Do Infrastructure Engineers Need Algorithms? Reluctantly, Yes.
I took four algorithms-adjacent courses in my MSCS: Algorithms for Searching, Sorting, and Indexing; Dynamic Programming and Greedy Algorithms; Trees and Graphs; and the Georgia Tech Data Structures course. Going in, I figured these were the “eat your vegetables” courses. Required for the degree, probably useless for someone who provisions cloud infrastructure for a living. “When am I ever going to use this” energy.
Half true, it turns out.
What I’ll Never Use
I will never implement a red-black tree in production. I will never hand-write a merge sort. I will never need to prove that a graph traversal runs in O(V + E) at my day job. If you’re evaluating these courses purely on “will I code this at work,” the answer is mostly no.
What I Use Constantly
Infrastructure is a graph. Services depend on other services. Network routes form paths. Terraform resources have dependency chains. Once you internalize how graph traversal works — BFS, DFS, topological sort — you start seeing infrastructure problems as graph problems. “Why is this deploy taking so long?” is often answered by “because the dependency graph has a critical path through these six resources that can’t be parallelized.” I wouldn’t frame it that way without the coursework.
I also developed an intuitive sense for time complexity. I don’t calculate Big-O at work. But I understand why a nested loop over 10,000 resources is going to be slow, and I can estimate roughly how slow. When I’m writing a Python script that processes log entries, I know the difference between an approach that scales and one that falls over at 100k entries. That intuition comes from the formal training even though I never write proofs anymore.
Dynamic programming was the weird one. DP taught me to think about overlapping subproblems and caching results. That’s literally what memoization is, and memoization shows up everywhere in infrastructure: caching DNS lookups, caching Terraform plan results, caching container image layers. The concept transferred even though the implementation looks nothing like a textbook DP problem.
The Interview Tax
Let’s be honest about the other reason these courses matter: interviews. FAANG-tier companies will ask you to solve algorithm problems on a whiteboard or in a shared editor. You cannot pass those interviews without this knowledge. Whether that’s a good hiring practice is a separate debate. The reality is that if your career plan includes a Tier 1 company at any point, you need algorithms.

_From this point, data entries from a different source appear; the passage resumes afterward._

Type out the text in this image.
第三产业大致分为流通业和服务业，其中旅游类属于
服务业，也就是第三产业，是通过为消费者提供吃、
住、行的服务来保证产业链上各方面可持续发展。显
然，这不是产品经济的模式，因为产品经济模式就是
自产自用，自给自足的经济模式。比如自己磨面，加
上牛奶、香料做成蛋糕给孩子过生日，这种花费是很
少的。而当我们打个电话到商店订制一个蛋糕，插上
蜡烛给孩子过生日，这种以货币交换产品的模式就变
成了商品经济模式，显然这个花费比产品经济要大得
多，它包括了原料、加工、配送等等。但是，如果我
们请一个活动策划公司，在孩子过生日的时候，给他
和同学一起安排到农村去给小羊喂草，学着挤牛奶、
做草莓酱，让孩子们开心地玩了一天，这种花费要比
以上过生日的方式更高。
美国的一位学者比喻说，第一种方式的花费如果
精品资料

I’d rather have learned them in a graduate program with grades and deadlines holding me accountable than trying to grind LeetCode on my own. The structured courses forced me to understand the why behind each algorithm, not just memorize the pattern.
The Honest Take
If you’re an infrastructure engineer and you’ll never interview at a company that asks algorithm questions, you can probably skip the formal coursework. Read about graph algorithms and time complexity informally and you’ll get 80% of the practical value.
But if there’s any chance you’ll want that Tier 1 job someday, take the courses now while you have the structure and motivation. Future you will be grateful when you’re not panic-studying dynamic programming the night before an interview.